La tormenta que se avecina al cierre del año y para los meses siguientes, según el FMI, es perfecta. Por un lado, la “ralentización” del crecimiento chino empeora las previsiones para las economías emergentes que se alimentan de la venta de “materias primas”. El organismo prevé que este año el PIB chino crezca 6.8% y 6.3% en 2016. El principal cliente se “debilita”.

Esta realidad comienza a dar los primeros coletazos a países como Brasil, Rusia, Venezuela y México. En tanto los precios de las materias primas sean elevados, las economías de estos países pueden medianamente hace frente a varias de sus necesidades y eventualmente poner en marcha programas sociales que ayuden a mitigar las condiciones de pobreza en las que viven decenas de millones de sus habitantes. Sin embargo, la reducción en los precios de las materias primas no solo reduce su capacidad de maniobra financiera y económica, sino que demuestra lo endeble de sus políticas económicas para crecer y generar recursos. La cotización del petróleo ha bajado 46% en el último año, mientras que el precio de los principales metales ha caído 22% y algunos productos agrícolas 17%. El FMI proyecta que los bajos precios en productos básicos se permanecerán al menos dos años más.

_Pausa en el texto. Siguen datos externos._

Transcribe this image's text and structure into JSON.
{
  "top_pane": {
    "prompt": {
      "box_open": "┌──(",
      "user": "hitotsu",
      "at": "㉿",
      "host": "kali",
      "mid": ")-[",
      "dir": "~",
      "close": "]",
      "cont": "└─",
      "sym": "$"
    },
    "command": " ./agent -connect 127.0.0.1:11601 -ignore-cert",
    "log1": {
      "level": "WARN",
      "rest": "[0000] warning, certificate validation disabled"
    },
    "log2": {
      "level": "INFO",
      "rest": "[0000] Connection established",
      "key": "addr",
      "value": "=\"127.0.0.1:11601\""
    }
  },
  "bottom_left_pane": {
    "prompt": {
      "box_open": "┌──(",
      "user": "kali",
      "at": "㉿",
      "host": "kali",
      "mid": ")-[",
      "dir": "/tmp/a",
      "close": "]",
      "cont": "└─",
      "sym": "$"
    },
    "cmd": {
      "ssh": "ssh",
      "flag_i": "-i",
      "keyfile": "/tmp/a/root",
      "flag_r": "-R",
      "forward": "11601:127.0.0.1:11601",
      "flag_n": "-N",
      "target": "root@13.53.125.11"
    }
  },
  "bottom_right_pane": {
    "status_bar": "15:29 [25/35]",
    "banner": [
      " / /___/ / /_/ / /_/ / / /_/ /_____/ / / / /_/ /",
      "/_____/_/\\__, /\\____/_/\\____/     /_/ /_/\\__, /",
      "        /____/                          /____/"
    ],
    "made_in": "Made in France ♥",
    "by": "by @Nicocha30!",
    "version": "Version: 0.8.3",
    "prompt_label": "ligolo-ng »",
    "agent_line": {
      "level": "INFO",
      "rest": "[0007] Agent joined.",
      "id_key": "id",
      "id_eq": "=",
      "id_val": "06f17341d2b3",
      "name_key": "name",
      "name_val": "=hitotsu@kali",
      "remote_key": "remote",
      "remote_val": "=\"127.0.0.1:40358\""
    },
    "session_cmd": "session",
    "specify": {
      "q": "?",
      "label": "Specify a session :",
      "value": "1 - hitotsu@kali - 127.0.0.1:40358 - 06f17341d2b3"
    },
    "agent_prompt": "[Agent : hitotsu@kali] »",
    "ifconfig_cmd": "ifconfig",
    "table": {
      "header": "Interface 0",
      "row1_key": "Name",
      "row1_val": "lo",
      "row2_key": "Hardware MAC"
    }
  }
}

Sin más, el FMI ajusta el cinturón del crecimiento y lanza un nuevo balde con agua fría sobre los gobiernos de países emergentes. Su pronóstico es a la baja: el PIB mundial llegará este año a 3.1%, la tasa más baja en seis años. Para las economías latinoamericanas el impacto será mayor: el subcontinente retrocederá este año 0.3 por ciento, frente al aumento de 0.5 por ciento que se anticipaba en hace tres meses. De manera particular, Venezuela reducirá la tasa de su PIB 10%, Brasil 3% y Ecuador 0.6%; Bolivia crecerá 4.1%. En Europa, Alemania crecerá 1.5% y en Asia, Japón lo hará 0.6%. Estados Unidos y Reino Unido, aumentarán 2.6% y 2.5% respectivamente.

Después de leer el reporte del FMI nos percatamos que “salimos de la crisis de 2007” pero no con mucho éxito. Se continúan privatizando las ganancias y sociabilizando las pérdidas. Se rescataron empresas multinacionales y las arcas de algunos gobiernos, pero no las carteras de los ciudadanos, aunque haya sido con el dinero de la población con el que se financió el déficit privado y gubernamental. A pesar de los pesares la estabilidad financiera global no está asegurada. Después de años de ajustes, de reformas primera, segunda y hasta tercera generación, y cambios regulatorios para hacer frente a la mayor crisis económica global desde la Gran Depresión, la economía mundial aún navega por las aguas de la incertidumbre. Por lo menos desde la década de los años ochenta del siglo pasado muchos ciudadanos venimos sufriendo de las “medidas” impuestas por los organismos financieros multinacionales para “mejorar a economía” sin ver resultados positivos, todo lo contrario, al paso de los años, las poblaciones de amplias territorialidades de la aldea global han sufrido una sistemática expoliación de sus recursos disfrazada de medidas y reformas “dolorosas pero necesarias” para salir de la crisis. Al paso del tiempo solo hemos asistimos a más pobreza y desigualdad en el reparto de los bienes y las oportunidades. Urge cambiar el modelo para revertir la desaceleración económica mundial.